В широкой исторической перспективе западный догмат о непогрешимости человека есть не что иное, как попытка оживить и обессмертить умирающий европейский гуманизм. Это – последняя трансформация и завершающее превозношение гуманизма. После рационалистической просвещенности XVIII века и непродолжительного позитивизма XIX века, европейскому гуманизму не оставалось ничего другого, как истлевать в своих противоречиях и в своей немощи. Но в этот трагический момент ему пришел на помощь религиозный гуманизм и своим догматом о непогрешимости человека спас европейский гуманизм от очевидной смерти. Но, даже и догматизированный, западный христианский гуманизм не мог не сохранить в себе всех пагубных противоречий европейского гуманизма, единодушных в одном желании: в изгнании Богочеловека с земли на небо. Ибо для гуманизма главное и самое главное, чтобы человек был наивысшей ценностью и наивысшим мерилом.

* * *

Итак: христианство есть христианство Богочеловеком, его богочеловеческой идеологией и его богочеловеческой методикой. Это – основная истина, относительно которой недопустимы никакие компромиссы. Этой основной истиной обусловлена и детерминирована вся христианская аксиология и критериология. Только в качестве Богочеловека Христос есть верховная ценность и непогрешимое мерило. Нужно быть до конца честным и последовательным: если Христос не Богочеловек, тогда Он самый бессовестный самозванец, ибо провозглашает Себя Богом и Господом. Но евангельская историческая действительность неопровержимо показывает и доказывает, что Иисус Христос во всем – совершенный Богочеловек. Поэтому нельзя быть христианином без веры в Богочеловека и Его богочеловеческое тело – Церковь, которой Он оставил всю чудесную Личность Свою. Спасоносная и животворная сила Церкви Христовой находится в вечно живой и вездесущей личности Богочеловека.
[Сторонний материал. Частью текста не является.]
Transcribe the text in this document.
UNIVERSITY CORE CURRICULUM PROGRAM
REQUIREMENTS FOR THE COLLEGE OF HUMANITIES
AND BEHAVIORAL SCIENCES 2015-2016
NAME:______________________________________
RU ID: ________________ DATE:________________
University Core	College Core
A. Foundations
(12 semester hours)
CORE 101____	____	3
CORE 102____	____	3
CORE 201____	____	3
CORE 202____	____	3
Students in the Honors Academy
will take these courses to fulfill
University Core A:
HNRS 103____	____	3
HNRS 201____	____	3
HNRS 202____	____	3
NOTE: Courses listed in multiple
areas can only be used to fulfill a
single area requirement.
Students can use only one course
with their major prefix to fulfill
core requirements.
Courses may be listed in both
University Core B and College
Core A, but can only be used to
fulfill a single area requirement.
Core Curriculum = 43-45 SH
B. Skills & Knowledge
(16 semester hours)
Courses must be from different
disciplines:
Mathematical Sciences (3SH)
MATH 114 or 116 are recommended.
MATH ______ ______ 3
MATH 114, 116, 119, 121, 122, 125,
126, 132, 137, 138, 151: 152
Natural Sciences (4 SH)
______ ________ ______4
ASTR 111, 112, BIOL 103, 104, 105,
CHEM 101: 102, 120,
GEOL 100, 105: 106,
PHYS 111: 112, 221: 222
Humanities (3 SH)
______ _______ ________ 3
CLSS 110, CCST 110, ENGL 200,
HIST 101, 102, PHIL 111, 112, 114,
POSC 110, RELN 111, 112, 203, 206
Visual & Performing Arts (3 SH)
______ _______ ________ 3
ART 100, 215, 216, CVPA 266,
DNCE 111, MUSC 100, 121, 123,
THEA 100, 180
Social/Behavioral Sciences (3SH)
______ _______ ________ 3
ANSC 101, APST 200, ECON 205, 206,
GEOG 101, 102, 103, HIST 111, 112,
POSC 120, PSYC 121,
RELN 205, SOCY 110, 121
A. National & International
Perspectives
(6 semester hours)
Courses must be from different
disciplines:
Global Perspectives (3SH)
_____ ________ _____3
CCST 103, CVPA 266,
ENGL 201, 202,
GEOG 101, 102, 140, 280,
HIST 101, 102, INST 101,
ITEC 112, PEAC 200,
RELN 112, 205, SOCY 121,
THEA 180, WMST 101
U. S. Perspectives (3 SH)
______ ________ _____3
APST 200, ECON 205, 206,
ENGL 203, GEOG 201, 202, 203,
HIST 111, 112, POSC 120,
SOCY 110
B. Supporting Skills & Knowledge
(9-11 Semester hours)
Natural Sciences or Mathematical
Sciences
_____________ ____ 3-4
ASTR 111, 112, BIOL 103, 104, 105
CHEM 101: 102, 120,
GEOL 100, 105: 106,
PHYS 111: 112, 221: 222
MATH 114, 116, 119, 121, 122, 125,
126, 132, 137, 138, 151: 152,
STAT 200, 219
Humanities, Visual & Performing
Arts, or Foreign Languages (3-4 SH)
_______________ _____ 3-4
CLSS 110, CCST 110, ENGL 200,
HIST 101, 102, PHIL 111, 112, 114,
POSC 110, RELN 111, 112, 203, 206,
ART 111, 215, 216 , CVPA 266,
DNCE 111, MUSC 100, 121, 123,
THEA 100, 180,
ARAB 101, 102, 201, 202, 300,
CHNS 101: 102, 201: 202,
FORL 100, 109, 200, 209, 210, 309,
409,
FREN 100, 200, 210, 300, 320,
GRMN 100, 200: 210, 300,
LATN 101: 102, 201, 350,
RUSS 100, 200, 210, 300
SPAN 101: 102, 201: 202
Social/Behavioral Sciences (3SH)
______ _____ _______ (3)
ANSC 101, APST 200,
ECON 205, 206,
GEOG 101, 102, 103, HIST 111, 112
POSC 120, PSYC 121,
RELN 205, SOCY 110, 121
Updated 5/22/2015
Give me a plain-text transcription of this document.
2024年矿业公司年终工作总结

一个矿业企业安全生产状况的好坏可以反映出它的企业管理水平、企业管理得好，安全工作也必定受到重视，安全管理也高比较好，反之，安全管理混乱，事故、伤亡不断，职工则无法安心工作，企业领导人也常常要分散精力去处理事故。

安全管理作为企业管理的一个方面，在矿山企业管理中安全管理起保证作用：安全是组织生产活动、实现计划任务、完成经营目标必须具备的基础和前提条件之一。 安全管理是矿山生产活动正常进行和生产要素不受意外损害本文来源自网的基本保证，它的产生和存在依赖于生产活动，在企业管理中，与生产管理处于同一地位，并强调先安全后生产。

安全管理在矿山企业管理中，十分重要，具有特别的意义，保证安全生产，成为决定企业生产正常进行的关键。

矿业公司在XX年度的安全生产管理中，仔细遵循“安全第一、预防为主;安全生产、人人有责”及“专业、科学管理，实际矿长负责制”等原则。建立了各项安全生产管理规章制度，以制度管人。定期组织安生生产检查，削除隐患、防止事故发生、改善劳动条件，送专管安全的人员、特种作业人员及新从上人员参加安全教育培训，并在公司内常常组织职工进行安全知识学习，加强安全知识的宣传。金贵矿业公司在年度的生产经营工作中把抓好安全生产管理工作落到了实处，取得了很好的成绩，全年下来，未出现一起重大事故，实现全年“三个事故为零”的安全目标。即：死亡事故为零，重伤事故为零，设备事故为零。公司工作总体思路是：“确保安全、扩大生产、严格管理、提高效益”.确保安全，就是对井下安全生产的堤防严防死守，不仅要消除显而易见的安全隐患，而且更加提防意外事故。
Любая замена Богочеловека каким бы то ни было человеком и любое вычленение из христианства только того, что отвечает индивидуальному человеческому вкусу и разуму, превращает христианство в поверхностный и беспомощный гуманизм.

Все старо под солнцем, кроме личности Богочеловека Христа. Она единственная – новая и вечно новая. Это то, что делает Новый Завет всегда новым и новозаветную истину всегда новой и вечной. Поскольку она вечно молода и вечно нова в своем богочеловеческом совершенстве, личность Богочеловека нельзя ни менять, ни заменять. Она всегда равна себе и самодостаточна. Поэтому и Евангелие всегда и везде одно и то же: то же и для людей на земле, и для ангелов на небе. Поэтому Богочеловек Христос – единственный логос, единственный разум, единственный смысл человека и твари. Без него невозможна сколько-нибудь приемлемая теодицея в таком мире и для такого человека.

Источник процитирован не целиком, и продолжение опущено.